The rink itself functions as a crucial reimagining of landscape within Goon, transforming the traditional Canadian survival space into a site of social infrastructure rather than isolation. Where earlier Canadian narratives often highlight survival against an indifferent or hostile natural environment, Goon relocates this struggle to the built, communal space of the arena. The rink is not something to be conquered, but something to be entered, learned, and shared. Dougie does not master the ice through skill or dominance; for much of the film, he can barely skate, but instead through presence and participation. The rink becomes a social ecosystem governed by unwritten rules of loyalty, protection, and mutual dependence, usurping the place that landscape once served in Canadian storytelling as a basis for belonging.
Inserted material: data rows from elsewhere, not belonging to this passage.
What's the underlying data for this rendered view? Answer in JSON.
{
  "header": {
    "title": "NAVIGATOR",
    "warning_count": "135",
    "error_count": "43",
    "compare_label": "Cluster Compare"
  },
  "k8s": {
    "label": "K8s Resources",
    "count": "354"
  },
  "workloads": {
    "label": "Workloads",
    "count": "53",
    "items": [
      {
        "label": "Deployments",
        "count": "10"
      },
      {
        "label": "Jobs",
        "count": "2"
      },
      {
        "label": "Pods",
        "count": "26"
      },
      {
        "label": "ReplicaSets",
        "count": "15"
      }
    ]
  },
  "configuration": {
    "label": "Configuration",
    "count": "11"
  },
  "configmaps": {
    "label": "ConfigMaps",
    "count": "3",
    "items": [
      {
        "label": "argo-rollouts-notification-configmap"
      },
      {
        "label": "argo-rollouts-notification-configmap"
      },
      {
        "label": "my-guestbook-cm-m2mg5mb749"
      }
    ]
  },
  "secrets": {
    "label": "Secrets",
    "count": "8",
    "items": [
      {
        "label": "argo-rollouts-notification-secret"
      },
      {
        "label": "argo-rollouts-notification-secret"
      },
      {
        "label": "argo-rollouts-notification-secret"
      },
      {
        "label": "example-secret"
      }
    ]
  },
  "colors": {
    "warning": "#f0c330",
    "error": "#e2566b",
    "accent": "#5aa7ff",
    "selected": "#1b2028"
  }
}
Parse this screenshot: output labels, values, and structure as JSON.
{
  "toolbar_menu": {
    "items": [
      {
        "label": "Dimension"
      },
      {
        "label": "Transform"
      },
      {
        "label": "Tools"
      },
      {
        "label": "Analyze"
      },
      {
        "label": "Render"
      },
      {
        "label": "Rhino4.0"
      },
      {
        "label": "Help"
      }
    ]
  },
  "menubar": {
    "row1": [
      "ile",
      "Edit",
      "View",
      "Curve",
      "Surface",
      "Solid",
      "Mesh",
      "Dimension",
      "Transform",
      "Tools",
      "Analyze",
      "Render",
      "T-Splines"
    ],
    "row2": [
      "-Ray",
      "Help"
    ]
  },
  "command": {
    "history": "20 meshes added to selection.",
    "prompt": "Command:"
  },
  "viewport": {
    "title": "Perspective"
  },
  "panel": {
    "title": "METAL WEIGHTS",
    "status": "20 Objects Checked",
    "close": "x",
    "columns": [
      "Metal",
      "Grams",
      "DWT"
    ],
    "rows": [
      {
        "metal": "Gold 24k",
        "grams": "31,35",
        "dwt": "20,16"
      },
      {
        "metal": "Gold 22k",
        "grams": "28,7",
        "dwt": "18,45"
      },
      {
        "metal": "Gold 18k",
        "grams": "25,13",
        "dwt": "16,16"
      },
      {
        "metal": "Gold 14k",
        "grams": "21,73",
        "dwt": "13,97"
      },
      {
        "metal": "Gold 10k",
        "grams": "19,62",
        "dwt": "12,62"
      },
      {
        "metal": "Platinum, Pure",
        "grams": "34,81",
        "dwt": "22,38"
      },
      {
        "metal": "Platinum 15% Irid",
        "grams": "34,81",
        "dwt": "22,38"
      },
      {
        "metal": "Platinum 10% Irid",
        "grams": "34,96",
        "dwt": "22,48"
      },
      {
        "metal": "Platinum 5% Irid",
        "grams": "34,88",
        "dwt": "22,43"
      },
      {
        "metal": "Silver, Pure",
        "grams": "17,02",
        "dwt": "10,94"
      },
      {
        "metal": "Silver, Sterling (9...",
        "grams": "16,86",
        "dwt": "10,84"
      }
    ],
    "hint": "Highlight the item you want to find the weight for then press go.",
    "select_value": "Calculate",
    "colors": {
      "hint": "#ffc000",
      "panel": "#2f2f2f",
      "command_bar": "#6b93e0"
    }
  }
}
In this context, survival is no longer about enduring the land alone, but about learning how to exist within a collective that requires care, restraint, and trust. The shift from wilderness to rink reflects a broader evolution in Canadian cultural narratives, where community replaces geography as the primary site of identity formation.
What ultimately allows this narrative to resonate, however, is the gentleness at the center of Dougie Glatt’s character - made possible by Seann William Scott’s remarkably sincere performance. Scott plays Dougie without irony or self-awareness, allowing kindness, confusion, and earnestness to exist unguarded on screen. His Dougie is not performatively sweet, nor is his decency framed as comedic subversion; it is simply who he is.
This honesty ensures that the character never becomes a parody of masculinity or an object lesson in virtue. Instead, Dougie’s goodness emerges quietly, through small gestures of care, loyalty, and emotional openness that resist spectacle. It is this softness, this refusal to harden himself beyond necessity, that allows Dougie to succeed without ever positioning himself as a hero. In a media landscape that often rewards cynicism or exceptionalism, Goon insists on the power of kindness as a narrative force. Dougie Glatt does not win by being the strongest, the smartest, or the most visible. Still, by being decent, and in doing so, he embodies a deeply Canadian vision of heroism grounded in humility, community, and care.